EMA Safety Review: GLP-1 Drugs and Mental Health

In July 2023, the European Medicines Agency launched a formal safety review of GLP-1 receptor agonists after reports of suicidal ideation and self-harm. In April 2024, they concluded: no causal relationship established. The FDA reached a similar conclusion. Here's the full evidence trail.

The mental health signal emerged from pharmacovigilance databases — spontaneous adverse event reports submitted by patients and clinicians to regulatory authorities. A small number of reports described suicidal thoughts, self-harm, or depression in patients taking liraglutide or semaglutide. The reports were enough to trigger formal reviews by both the EMA and FDA, but the question was whether these events were caused by the drugs or were coincidental in a population with high baseline rates of depression and psychological distress.

What the EMA Reviewed

The EMA's Pharmacovigilance Risk Assessment Committee (PRAC) examined spontaneous adverse event reports, clinical trial safety databases, published literature, and epidemiological studies. The review covered semaglutide (Ozempic, Wegovy), liraglutide (Victoza, Saxenda), and dulaglutide (Trulicity), among others.

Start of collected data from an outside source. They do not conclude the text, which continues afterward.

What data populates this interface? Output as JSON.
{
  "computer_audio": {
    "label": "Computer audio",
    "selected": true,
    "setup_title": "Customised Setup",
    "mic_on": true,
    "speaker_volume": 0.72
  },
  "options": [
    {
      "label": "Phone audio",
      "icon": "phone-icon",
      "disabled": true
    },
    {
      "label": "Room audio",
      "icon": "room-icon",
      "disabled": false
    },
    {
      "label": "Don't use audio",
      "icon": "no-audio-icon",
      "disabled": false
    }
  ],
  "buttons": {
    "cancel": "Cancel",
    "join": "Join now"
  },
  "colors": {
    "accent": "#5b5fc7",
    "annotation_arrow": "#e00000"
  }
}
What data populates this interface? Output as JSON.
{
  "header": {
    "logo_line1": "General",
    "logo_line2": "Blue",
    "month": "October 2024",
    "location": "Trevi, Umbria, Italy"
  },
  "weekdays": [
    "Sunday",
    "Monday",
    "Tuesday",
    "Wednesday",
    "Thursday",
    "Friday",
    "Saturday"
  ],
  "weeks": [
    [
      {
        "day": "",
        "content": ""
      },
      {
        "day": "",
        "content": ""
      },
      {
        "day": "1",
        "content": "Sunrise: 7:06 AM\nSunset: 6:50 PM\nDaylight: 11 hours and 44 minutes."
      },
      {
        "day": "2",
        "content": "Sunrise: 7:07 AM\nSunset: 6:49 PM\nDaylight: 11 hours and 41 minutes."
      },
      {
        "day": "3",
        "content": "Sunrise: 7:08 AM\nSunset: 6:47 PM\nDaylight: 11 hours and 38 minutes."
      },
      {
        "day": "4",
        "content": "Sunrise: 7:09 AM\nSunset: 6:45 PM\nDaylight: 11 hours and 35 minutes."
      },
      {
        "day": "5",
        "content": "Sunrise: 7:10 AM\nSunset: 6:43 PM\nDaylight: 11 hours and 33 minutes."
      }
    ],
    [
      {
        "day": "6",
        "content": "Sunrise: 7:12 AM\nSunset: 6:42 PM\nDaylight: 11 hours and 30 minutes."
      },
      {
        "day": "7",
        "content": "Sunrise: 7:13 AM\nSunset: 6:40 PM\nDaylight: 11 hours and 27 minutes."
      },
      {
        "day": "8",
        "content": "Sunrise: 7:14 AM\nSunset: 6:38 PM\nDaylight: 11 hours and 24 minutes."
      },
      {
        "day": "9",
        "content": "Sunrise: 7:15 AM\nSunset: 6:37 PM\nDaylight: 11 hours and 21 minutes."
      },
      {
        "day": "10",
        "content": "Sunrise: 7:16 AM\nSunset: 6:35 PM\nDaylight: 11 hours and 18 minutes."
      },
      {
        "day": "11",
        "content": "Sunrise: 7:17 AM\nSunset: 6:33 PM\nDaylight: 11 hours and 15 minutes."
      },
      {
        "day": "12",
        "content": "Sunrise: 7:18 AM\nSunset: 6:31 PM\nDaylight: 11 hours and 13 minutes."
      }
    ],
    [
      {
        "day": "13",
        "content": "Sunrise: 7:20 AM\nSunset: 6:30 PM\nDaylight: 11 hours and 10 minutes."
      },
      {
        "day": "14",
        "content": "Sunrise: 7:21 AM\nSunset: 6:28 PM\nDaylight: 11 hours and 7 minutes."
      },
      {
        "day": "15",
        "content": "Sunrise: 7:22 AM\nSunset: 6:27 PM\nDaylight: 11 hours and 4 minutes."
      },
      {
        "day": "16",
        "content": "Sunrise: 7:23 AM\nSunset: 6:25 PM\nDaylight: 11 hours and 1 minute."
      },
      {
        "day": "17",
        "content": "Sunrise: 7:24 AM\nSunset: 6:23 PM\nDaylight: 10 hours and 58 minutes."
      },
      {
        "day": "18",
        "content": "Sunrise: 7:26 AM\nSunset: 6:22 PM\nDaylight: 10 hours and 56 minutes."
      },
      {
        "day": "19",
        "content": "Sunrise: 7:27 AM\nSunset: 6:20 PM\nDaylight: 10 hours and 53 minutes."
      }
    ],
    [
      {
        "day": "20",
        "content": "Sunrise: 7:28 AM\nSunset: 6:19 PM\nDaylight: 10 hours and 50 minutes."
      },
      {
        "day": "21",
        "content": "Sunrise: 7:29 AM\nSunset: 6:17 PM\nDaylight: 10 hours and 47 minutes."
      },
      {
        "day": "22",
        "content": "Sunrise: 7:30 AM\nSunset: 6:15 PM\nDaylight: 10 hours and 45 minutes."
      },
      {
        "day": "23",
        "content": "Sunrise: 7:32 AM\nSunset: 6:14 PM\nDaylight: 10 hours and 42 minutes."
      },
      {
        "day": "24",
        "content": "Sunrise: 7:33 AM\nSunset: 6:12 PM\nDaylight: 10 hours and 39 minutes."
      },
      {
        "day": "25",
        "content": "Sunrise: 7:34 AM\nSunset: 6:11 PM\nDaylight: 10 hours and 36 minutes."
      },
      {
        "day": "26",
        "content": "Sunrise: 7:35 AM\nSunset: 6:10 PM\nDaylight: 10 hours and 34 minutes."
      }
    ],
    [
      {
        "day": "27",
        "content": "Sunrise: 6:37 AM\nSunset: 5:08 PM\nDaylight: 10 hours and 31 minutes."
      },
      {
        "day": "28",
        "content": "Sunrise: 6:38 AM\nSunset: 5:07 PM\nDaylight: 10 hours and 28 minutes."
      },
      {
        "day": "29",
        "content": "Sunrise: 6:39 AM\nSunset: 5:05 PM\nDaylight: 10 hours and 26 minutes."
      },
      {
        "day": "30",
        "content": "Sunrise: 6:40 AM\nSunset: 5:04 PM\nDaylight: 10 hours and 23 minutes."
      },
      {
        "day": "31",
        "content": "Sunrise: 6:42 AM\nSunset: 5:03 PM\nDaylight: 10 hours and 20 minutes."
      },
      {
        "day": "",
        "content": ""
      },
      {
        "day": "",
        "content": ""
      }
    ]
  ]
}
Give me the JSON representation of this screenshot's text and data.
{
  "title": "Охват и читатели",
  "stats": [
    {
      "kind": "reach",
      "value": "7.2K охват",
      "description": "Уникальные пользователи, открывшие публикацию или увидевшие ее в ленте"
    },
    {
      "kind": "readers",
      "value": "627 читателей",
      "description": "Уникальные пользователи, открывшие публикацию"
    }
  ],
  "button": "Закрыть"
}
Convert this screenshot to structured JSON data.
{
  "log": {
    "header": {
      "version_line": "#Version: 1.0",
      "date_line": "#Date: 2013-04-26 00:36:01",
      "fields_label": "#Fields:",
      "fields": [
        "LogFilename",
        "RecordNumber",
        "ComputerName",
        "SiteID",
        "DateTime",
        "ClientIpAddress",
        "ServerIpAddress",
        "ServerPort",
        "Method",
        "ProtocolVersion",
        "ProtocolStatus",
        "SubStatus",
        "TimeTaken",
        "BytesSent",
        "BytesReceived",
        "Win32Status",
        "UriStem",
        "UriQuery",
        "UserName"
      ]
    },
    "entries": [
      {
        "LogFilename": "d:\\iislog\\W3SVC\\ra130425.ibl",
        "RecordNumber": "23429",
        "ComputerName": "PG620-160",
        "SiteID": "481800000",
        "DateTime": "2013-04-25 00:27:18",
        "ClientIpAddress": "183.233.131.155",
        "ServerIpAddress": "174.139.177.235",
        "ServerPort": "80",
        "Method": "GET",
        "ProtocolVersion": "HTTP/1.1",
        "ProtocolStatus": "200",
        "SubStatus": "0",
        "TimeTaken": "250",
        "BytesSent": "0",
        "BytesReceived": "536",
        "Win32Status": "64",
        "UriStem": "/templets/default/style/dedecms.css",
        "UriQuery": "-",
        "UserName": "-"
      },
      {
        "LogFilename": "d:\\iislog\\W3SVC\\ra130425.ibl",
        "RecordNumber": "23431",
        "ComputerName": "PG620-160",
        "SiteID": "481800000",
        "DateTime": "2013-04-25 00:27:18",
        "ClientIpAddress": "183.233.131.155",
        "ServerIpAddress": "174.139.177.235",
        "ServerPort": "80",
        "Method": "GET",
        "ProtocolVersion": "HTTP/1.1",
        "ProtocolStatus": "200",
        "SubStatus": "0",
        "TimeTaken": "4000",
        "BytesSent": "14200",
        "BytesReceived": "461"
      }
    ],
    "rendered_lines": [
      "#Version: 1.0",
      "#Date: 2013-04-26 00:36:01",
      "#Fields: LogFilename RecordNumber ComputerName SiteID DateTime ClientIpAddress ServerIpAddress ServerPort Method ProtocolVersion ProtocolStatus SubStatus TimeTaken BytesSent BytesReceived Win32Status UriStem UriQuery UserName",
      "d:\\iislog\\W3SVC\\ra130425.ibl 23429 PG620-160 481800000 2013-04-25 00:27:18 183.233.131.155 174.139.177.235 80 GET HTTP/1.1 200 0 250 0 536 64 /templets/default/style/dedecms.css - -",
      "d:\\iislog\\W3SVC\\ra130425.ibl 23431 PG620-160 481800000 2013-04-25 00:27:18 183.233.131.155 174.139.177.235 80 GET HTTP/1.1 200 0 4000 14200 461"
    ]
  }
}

The committee assessed whether the reported rates of suicidal ideation and self-harm exceeded what would be expected in the general population of patients with obesity and diabetes — conditions that independently carry elevated rates of depression and suicidality. After reviewing all available evidence, PRAC concluded that the data did not support a causal association and that the observed reports were consistent with background rates.

The FDA's Parallel Evaluation

The FDA conducted its own evaluation and reached a similar conclusion. In January 2024, the FDA stated that preliminary evaluation of reports of suicidal thoughts or actions did not show a causal relationship with GLP-1 receptor agonists. The agency noted that it would continue monitoring but did not require labeling changes related to suicidality.

Epidemiological Evidence

A large Icelandic nationwide registry study, along with several other population-level analyses, examined the association between GLP-1 drug use and psychiatric outcomes. These studies generally found no increased risk of suicidal behavior or major depressive episodes in GLP-1 users compared to matched controls. Some analyses actually showed reduced rates of depression-related outcomes in GLP-1 users, possibly mediated by weight loss and improved metabolic health, though this finding requires cautious interpretation.

Clinical trial data from the STEP, SURMOUNT, and SELECT programs also did not show statistically significant increases in suicidal ideation or depression scores in drug-treated patients versus placebo. However, most trials excluded patients with active psychiatric illness, limiting the ability to detect signals in the highest-risk population.

What Clinicians Should Consider

While no causal link has been established, the clinical context matters. Patients with obesity have 2–3 times the baseline prevalence of depression compared to the general population. Rapid body changes, altered eating patterns, and the psychological complexity of weight loss can affect mental health independently of drug pharmacology. Clinicians should monitor mood and psychological well-being as part of comprehensive obesity management, regardless of the specific medication used.